I will rally my MPs to pass Nadco Bills, President Ruto says

William Ruto

President William Ruto addresses the media at Lake Naivasha Resort on the third day of the National Executive retreat on February 21, 2024.

Photo credit: Boniface Mwangi | Nation Media Group

President William Ruto has assured opposition leader Raila Odinga that he will pull all the strings in rallying his ruling alliance’s lawmakers to pass the National Dialogue Committee (NADCO) Bills currently before Parliament.

The President issued the assurance at State House when he formally received the report from the dialogue team moments after Mr Odinga was also officially handed the document at his Capitol Hill office.

The nine bills stemming from the report have made radical proposals, including a seven-year term for senators as well as establishment of plum offices of Prime Minister and Official Leader of Opposition. It also spells doom for errant elected leaders by proposing 90 days in settling expulsion from parties.

President Ruto said that he is willing to convene a Parliamentary Group meeting of his Kenya Kwanza alliance to rally the lawmakers to back and vote for the Bills when brought for passage.

“I want to give you my assurance that I will do my best to deliver on the agreement you have made. We will mobilise our Members of Parliament,” said President Ruto.
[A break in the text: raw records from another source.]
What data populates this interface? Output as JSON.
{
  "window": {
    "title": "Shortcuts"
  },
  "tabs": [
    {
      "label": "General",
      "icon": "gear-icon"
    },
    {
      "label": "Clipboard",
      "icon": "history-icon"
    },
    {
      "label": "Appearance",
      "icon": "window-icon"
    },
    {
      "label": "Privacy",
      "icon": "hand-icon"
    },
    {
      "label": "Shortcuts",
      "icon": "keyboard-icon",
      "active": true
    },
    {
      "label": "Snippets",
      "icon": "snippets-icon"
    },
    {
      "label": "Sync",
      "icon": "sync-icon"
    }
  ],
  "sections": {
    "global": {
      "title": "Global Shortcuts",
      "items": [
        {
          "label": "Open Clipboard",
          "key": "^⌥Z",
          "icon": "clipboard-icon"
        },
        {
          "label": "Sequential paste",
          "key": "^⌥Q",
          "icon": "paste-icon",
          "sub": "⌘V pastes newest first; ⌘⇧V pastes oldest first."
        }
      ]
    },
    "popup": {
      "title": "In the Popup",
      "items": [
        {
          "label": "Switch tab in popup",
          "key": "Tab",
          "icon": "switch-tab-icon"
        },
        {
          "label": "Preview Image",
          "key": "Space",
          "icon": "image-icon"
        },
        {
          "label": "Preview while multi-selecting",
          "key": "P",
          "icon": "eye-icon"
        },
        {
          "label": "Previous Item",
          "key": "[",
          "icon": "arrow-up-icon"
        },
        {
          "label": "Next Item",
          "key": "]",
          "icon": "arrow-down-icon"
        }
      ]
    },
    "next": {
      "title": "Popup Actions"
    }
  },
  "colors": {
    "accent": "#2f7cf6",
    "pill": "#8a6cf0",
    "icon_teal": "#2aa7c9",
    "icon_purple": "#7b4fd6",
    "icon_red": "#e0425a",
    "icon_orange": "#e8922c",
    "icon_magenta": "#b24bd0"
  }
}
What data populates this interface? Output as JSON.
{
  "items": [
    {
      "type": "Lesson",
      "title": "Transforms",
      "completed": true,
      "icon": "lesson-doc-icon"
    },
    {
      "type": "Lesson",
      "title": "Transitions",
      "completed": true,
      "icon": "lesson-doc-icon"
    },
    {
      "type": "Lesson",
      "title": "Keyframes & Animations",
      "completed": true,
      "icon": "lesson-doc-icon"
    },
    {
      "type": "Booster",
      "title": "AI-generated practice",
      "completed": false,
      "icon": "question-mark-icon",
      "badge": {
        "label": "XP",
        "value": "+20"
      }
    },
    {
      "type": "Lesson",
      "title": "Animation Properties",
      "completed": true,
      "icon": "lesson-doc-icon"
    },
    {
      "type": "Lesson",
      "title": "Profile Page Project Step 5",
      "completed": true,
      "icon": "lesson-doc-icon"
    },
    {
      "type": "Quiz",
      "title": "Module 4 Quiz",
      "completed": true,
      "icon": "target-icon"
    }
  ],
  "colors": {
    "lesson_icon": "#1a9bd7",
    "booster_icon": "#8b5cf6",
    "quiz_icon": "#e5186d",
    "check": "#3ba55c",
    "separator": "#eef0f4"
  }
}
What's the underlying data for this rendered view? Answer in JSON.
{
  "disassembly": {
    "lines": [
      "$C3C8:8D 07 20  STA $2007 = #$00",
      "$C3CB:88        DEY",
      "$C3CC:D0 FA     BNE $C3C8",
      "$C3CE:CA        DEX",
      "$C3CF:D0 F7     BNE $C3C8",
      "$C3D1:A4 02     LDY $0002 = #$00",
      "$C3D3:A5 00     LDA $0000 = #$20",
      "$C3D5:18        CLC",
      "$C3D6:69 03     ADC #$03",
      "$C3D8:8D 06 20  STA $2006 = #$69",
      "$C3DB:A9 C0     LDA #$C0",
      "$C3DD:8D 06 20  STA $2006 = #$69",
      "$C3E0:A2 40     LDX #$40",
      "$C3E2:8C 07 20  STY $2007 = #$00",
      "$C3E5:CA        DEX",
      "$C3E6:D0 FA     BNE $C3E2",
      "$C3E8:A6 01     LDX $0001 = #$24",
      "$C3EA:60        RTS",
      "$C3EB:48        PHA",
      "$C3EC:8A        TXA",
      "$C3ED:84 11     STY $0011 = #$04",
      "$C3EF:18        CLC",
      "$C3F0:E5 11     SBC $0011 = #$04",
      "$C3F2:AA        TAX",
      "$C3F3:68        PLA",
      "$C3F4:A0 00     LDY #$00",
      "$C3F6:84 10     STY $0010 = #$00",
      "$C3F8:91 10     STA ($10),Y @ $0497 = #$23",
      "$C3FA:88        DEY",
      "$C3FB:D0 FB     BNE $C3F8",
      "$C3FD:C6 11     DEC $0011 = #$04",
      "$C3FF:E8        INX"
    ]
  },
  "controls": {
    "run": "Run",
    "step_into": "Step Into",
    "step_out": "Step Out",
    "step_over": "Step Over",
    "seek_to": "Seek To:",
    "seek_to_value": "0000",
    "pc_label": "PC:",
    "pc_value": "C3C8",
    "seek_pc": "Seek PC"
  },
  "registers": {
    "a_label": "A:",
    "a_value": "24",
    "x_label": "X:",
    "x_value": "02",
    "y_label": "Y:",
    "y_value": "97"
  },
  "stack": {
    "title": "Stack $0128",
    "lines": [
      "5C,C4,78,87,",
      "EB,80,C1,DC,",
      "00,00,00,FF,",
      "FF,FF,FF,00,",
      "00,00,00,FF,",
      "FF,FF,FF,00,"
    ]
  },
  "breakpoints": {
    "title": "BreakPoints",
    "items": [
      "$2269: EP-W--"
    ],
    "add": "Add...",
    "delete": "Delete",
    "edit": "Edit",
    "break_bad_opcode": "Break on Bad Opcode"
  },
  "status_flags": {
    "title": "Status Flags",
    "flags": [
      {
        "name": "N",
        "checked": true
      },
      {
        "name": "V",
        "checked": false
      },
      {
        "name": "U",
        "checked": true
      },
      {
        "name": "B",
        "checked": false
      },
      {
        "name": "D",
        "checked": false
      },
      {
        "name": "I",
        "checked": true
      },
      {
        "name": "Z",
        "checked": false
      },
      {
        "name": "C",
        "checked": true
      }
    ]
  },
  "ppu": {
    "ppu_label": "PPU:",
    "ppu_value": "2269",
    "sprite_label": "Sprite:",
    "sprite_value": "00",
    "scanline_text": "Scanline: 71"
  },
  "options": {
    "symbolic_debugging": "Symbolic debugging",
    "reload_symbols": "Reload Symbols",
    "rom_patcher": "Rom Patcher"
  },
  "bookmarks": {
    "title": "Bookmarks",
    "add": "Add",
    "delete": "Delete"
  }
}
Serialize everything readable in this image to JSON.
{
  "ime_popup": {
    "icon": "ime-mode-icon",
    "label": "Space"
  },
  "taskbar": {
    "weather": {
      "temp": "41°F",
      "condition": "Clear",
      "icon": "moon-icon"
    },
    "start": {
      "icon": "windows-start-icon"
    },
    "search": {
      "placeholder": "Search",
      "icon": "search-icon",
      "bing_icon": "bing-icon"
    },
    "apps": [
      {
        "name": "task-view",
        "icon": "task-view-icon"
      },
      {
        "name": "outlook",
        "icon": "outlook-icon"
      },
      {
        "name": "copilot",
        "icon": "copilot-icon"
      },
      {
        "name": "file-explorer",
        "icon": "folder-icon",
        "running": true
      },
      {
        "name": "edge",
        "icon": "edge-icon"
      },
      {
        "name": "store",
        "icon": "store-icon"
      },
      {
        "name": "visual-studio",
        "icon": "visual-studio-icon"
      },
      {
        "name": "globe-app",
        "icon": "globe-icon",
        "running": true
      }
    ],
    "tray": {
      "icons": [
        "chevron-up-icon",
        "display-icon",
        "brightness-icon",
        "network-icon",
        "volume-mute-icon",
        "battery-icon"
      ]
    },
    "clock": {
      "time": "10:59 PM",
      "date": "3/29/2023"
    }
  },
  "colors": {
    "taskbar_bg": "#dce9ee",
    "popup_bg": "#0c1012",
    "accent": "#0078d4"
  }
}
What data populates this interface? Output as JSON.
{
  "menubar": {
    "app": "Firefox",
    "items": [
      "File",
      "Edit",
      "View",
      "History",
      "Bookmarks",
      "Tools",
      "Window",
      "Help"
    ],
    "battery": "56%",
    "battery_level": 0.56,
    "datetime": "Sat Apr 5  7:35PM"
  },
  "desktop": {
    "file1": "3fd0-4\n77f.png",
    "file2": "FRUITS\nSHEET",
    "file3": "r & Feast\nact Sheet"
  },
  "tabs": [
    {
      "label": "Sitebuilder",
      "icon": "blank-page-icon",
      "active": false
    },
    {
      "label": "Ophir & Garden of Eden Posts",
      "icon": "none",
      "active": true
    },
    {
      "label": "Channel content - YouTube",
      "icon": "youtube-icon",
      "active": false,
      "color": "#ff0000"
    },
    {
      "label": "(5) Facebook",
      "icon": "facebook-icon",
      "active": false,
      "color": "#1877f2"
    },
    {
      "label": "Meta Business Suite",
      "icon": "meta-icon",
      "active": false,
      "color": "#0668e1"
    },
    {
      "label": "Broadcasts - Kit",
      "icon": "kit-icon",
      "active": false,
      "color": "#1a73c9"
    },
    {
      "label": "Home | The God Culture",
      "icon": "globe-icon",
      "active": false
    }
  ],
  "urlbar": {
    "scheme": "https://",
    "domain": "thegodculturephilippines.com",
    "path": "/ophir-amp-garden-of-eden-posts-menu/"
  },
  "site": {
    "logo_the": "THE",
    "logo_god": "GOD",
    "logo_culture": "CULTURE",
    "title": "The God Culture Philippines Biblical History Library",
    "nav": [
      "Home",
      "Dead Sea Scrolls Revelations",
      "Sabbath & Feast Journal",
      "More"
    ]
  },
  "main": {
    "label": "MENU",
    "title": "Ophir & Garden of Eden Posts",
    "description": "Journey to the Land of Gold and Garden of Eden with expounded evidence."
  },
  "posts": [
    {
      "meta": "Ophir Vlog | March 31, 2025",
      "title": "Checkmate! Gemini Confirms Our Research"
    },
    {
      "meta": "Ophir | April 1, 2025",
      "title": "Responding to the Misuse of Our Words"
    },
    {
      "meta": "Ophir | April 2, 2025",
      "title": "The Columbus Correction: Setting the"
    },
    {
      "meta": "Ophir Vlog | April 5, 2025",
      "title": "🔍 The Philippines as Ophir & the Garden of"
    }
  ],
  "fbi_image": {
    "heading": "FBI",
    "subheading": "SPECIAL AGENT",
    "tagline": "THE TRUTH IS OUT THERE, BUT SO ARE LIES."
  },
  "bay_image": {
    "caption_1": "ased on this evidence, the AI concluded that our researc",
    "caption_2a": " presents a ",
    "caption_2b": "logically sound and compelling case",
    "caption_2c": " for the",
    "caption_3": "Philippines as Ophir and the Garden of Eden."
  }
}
He added, “I am happy that the outstanding issue of gender –both sides have agreed over it. This time, we have an opportunity to deliver on this constitutional imperative. I am very confident that this time, we will have it right and women will take up their position.”

In his address, Mr Odinga claimed that there are forces within and outside Parliament that are plotting to frustrate implementation of the report, demanding that the various legislative proposals currently before Parliament be implemented without alterations.

“As was the case with the process, this document has enemies from reactionary forces across the political divide, inside and outside Parliament. It requires vigilance. We need to look back and reflect on the circumstances that led to the dialogue and whether we really want to take Kenya back there,” said Mr Odinga.

He added, “Our position is that the report, including the various legislative proposals attendant to it, should be implemented without any alterations. We also feel strongly that the remaining processes be fast-tracked in Parliament. On our part we commit to act in good faith and support this process to its logical conclusion.”

At State House, President Ruto received the report while in the company of his deputy Rigathi Gachagua, who was erstwhile critical of the dialogue. At one point he chided Mr Odinga that the dialogue would take him nowhere, stating that “nothing will come out of those talks.”

Mr Gachagua Friday admitted before the team led by Wiper leader Kalonzo Musyoka and National Assembly Majority Leader Kimani Ichung’wah that he was skeptical of the talks when they were initiated by President Ruto and Mr Odinga.

But he told the team that he is happy with the outcome of the talks, noting that it promises a lasting solution to a vicious cycle of disputed elections in the country.

“I was a bit skeptical whether this report will see light of day. But I can say now we are very happy with the outcome. Never again shall we settle our political differences in the streets of Nairobi and other towns,” said Mr Gachagua.

Democratic Action Party of (DAP-K) party leader Eugene Wamalwa skipped both the events. Mr Wamalwa was the one in the 10-member team that rejected the NADCO report on the basis that it did not address the high cost of living, which was the main reason for the anti-government protests.

Although Mr Musyoka told the press that Mr Wamalwa was absent with an apology, the former Defence Cabinet Secretary yesterday wrote to the two clerks of Parliament rejecting sitting allowances.

“Yesterday, I received an invitation from your officers to deliver my bank details to facilitate payment of my sitting allowances as a member of NADCO.

As you are aware, I had already publicly declined to sign the said report after a serious disagreement arose over the failure to address the fundamental issue of reduction of the cost of living,” said Mr Wamalwa in the letter obtained by Saturday Nation.

“I also declined to accept any payments from the said process. This is therefore, to formally notify you that having already made my above position public, I neither have the intention nor the inclination to change my position and/or receive the said monies, which I request to be returned to the exchequer,” he said in the letter.

In September, Nation exclusively reported how the talks team was seeking for Sh106 million to facilitate the Bomas talks. A big chunk of the figure was to go into allowances, conference facilities and refreshment.

According to the document that was prepared by the team, Co-chairs Mr Musyoka and Mr Ichung’wah were entitled to Sh50,000 per sitting while the other eight members were each entitled to Sh40,000 per sitting. They attended more than 20 sittings. The technical committee was seeking Sh25,000 for every sitting. Nation cannot independently verify if the budget was approved.